Recognizing the reality that some people aren’t yet ready for help, many communities have embraced harm reduction strategies — a model of substance use care that meets people where they are by addressing health and safety issues associated with drug use. Harm reduction approaches include distributing opioid overdose reversal medications to individuals at risk of overdose, reducing infectious disease transmission by equipping people with sterile supplies, and providing other tools and services that can create positive change. Harm reduction approaches are saving lives in communities across the country.
During National Recovery Month, consider the role you can play in your community to encourage those in recovery and support those who are not yet ready for help. I offer three suggestions:
Educate. Investigate the resources available in your community for those who are seeking help, as well as those who are not yet ready. If a friend or family member asked you for advice in finding resources, would you know where to refer them? Learn about evidence-based treatment and recovery practices. Identify residential reentry programs, halfway houses and sober living homes in your community.

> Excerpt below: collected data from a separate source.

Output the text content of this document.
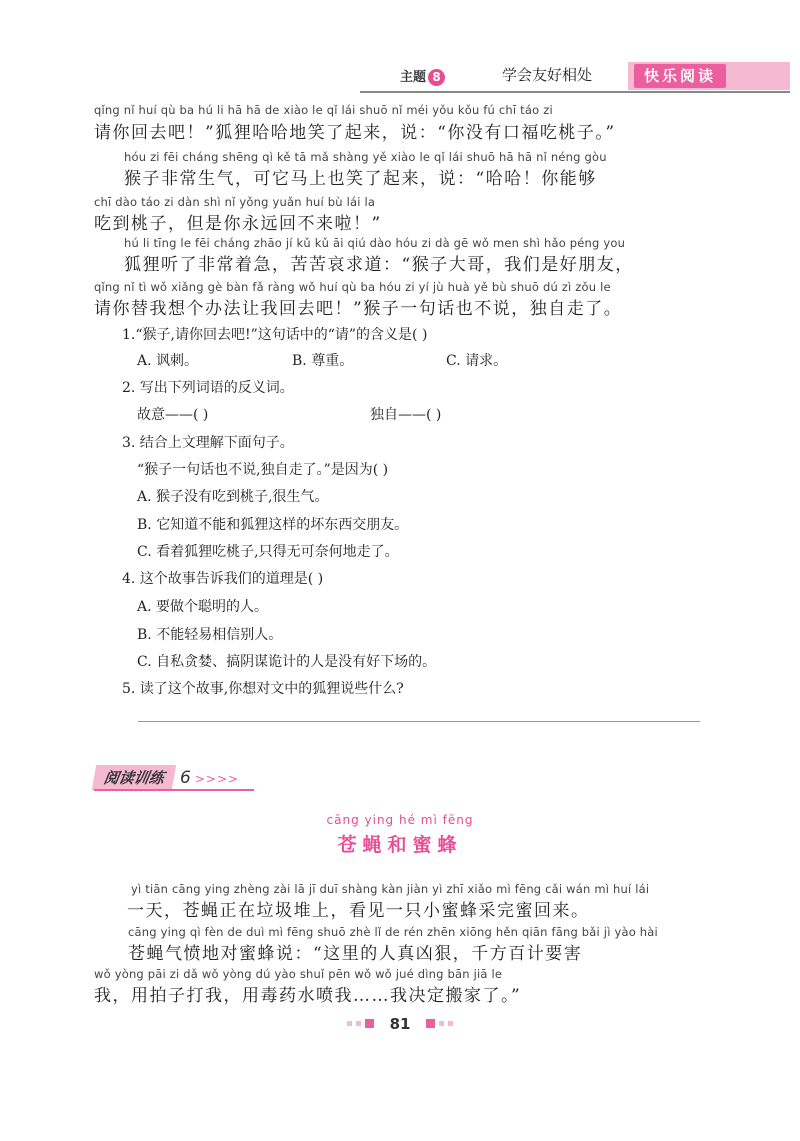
主题 8	学会友好相处	快乐阅读
qǐng nǐ huí qù ba hú li hā hā de xiào le qǐ lái shuō nǐ méi yǒu kǒu fú chī táo zi
请你回去吧！”狐狸哈哈地笑了起来，说：“你没有口福吃桃子。”
hóu zi fēi cháng shēng qì kě tā mǎ shàng yě xiào le qǐ lái shuō hā hā nǐ néng gòu
猴子非常生气，可它马上也笑了起来，说：“哈哈！你能够
chī dào táo zi dàn shì nǐ yǒng yuǎn huí bù lái la
吃到桃子，但是你永远回不来啦！”
hú li tīng le fēi cháng zhāo jí kǔ kǔ āi qiú dào hóu zi dà gē wǒ men shì hǎo péng you
狐狸听了非常着急，苦苦哀求道：“猴子大哥，我们是好朋友，
qǐng nǐ tì wǒ xiǎng gè bàn fǎ ràng wǒ huí qù ba hóu zi yí jù huà yě bù shuō dú zì zǒu le
请你替我想个办法让我回去吧！”猴子一句话也不说，独自走了。
1.“猴子,请你回去吧!”这句话中的“请”的含义是( )
A. 讽刺。	B. 尊重。	C. 请求。
2. 写出下列词语的反义词。
故意——( )	独自——( )
3. 结合上文理解下面句子。
“猴子一句话也不说,独自走了。”是因为( )
A. 猴子没有吃到桃子,很生气。
B. 它知道不能和狐狸这样的坏东西交朋友。
C. 看着狐狸吃桃子,只得无可奈何地走了。
4. 这个故事告诉我们的道理是( )
A. 要做个聪明的人。
B. 不能轻易相信别人。
C. 自私贪婪、搞阴谋诡计的人是没有好下场的。
5. 读了这个故事,你想对文中的狐狸说些什么?
阅读训练 6 >>>>
cāng ying hé mì fēng
苍蝇和蜜蜂
yì tiān cāng ying zhèng zài lā jī duī shàng kàn jiàn yì zhī xiǎo mì fēng cǎi wán mì huí lái
一天，苍蝇正在垃圾堆上，看见一只小蜜蜂采完蜜回来。
cāng ying qì fèn de duì mì fēng shuō zhè lǐ de rén zhēn xiōng hěn qiān fāng bǎi jì yào hài
苍蝇气愤地对蜜蜂说：“这里的人真凶狠，千方百计要害
wǒ yòng pāi zi dǎ wǒ yòng dú yào shuǐ pēn wǒ wǒ jué dìng bān jiā le
我，用拍子打我，用毒药水喷我……我决定搬家了。”
81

“Don’t assume your family is immune from addiction.”
Deepen your understanding of the disease of addiction. Familiarize yourself with the symptoms and behaviors associated with substance use disorder. Don’t assume your family is immune from addiction. And if regular drug or alcohol use is a part of your life, be willing to consider whether you are putting yourself or others at risk. Admitting your need for help is the first step toward restoring your physical, mental and spiritual health.
Advocate. Actively work to eliminate the shame and stigma associated with substance use disorder. Many communities of faith provide space for Alcoholics Anonymous and Narcotics Anonymous groups to hold their meetings. Are the people who attend meetings in the basement of your church also welcome in the sanctuary? Faith communities should be places where those who are struggling with addiction experience love and acceptance, not shame and stigmatization.

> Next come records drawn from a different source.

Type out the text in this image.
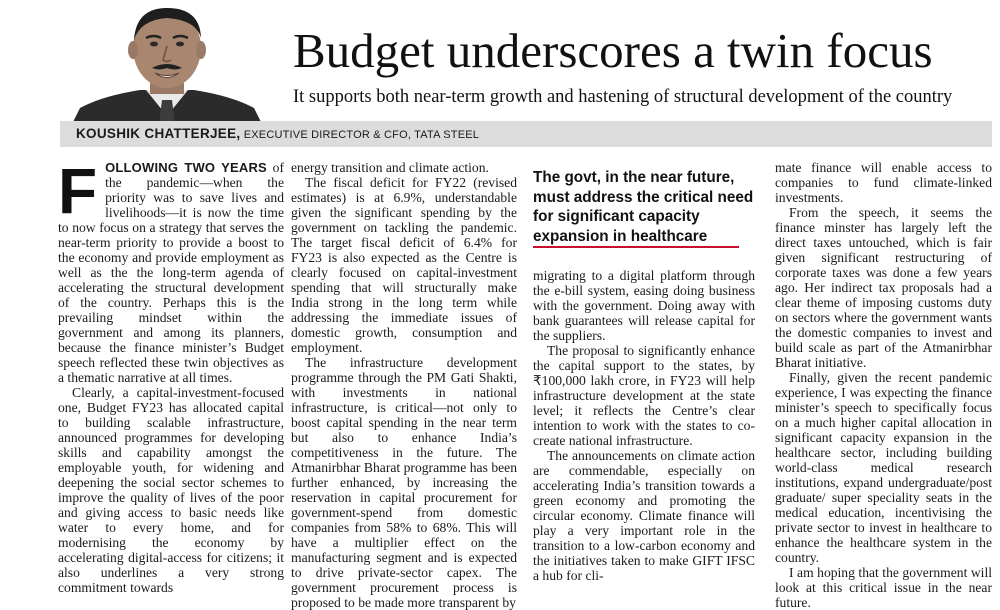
Budget underscores a twin focus

It supports both near-term growth and hastening of structural development of the country

KOUSHIK CHATTERJEE, EXECUTIVE DIRECTOR & CFO, TATA STEEL

FOLLOWING TWO YEARS of the pandemic—when the priority was to save lives and livelihoods—it is now the time to now focus on a strategy that serves the near-term priority to provide a boost to the economy and provide employment as well as the the long-term agenda of accelerating the structural development of the country. Perhaps this is the prevailing mindset within the government and among its planners, because the finance minister’s Budget speech reflected these twin objectives as a thematic narrative at all times.

Clearly, a capital-investment-focused one, Budget FY23 has allocated capital to building scalable infrastructure, announced programmes for developing skills and capability amongst the employable youth, for widening and deepening the social sector schemes to improve the quality of lives of the poor and giving access to basic needs like water to every home, and for modernising the economy by accelerating digital-access for citizens; it also underlines a very strong commitment towards

energy transition and climate action.

The fiscal deficit for FY22 (revised estimates) is at 6.9%, understandable given the significant spending by the government on tackling the pandemic. The target fiscal deficit of 6.4% for FY23 is also expected as the Centre is clearly focused on capital-investment spending that will structurally make India strong in the long term while addressing the immediate issues of domestic growth, consumption and employment.

The infrastructure development programme through the PM Gati Shakti, with investments in national infrastructure, is critical—not only to boost capital spending in the near term but also to enhance India’s competitiveness in the future. The Atmanirbhar Bharat programme has been further enhanced, by increasing the reservation in capital procurement for government-spend from domestic companies from 58% to 68%. This will have a multiplier effect on the manufacturing segment and is expected to drive private-sector capex. The government procurement process is proposed to be made more transparent by

The govt, in the near future, must address the critical need for significant capacity expansion in healthcare

migrating to a digital platform through the e-bill system, easing doing business with the government. Doing away with bank guarantees will release capital for the suppliers.

The proposal to significantly enhance the capital support to the states, by ₹100,000 lakh crore, in FY23 will help infrastructure development at the state level; it reflects the Centre’s clear intention to work with the states to co-create national infrastructure.

The announcements on climate action are commendable, especially on accelerating India’s transition towards a green economy and promoting the circular economy. Climate finance will play a very important role in the transition to a low-carbon economy and the initiatives taken to make GIFT IFSC a hub for cli-

mate finance will enable access to companies to fund climate-linked investments.

From the speech, it seems the finance minster has largely left the direct taxes untouched, which is fair given significant restructuring of corporate taxes was done a few years ago. Her indirect tax proposals had a clear theme of imposing customs duty on sectors where the government wants the domestic companies to invest and build scale as part of the Atmanirbhar Bharat initiative.

Finally, given the recent pandemic experience, I was expecting the finance minister’s speech to specifically focus on a much higher capital allocation in significant capacity expansion in the healthcare sector, including building world-class medical research institutions, expand undergraduate/post graduate/ super speciality seats in the medical education, incentivising the private sector to invest in healthcare to enhance the healthcare system in the country.

I am hoping that the government will look at this critical issue in the near future.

Volunteer in a recovery living center in your community. Serve a meal or lead an activity. As you get to know people in recovery, as you listen to their stories, you will be better equipped to be an advocate.
Celebrate. National Recovery Month is a time to celebrate the entire recovery community — those who are in recovery and those who serve them. Who can you offer support and encouragement to this month? Offer someone in recovery the opportunity to share their experience, strength and hope. Consider how you can you affirm the efforts of the dedicated professionals in your community who are working to bring healing of body, mind and spirit to those who are struggling with addiction.
Addiction is a pernicious disease. But help is available, hope is not lost. You can hold out hope for those who struggle with addiction. You can extend a helping hand to those in recovery.
Tambi Brown Swiney is an ordained Baptist minister and writer who calls the mountains of Western North Carolina home. Tambi has pastoral experience serving in both congregational and community contexts. She has served on the Baptist Women in Ministry leadership team and the BJC board of directors. Tambi volunteers weekly at Asheville Buncombe Community Christian Ministry’s Costello House. She is currently a student in the Haden Institute’s spiritual direction training program.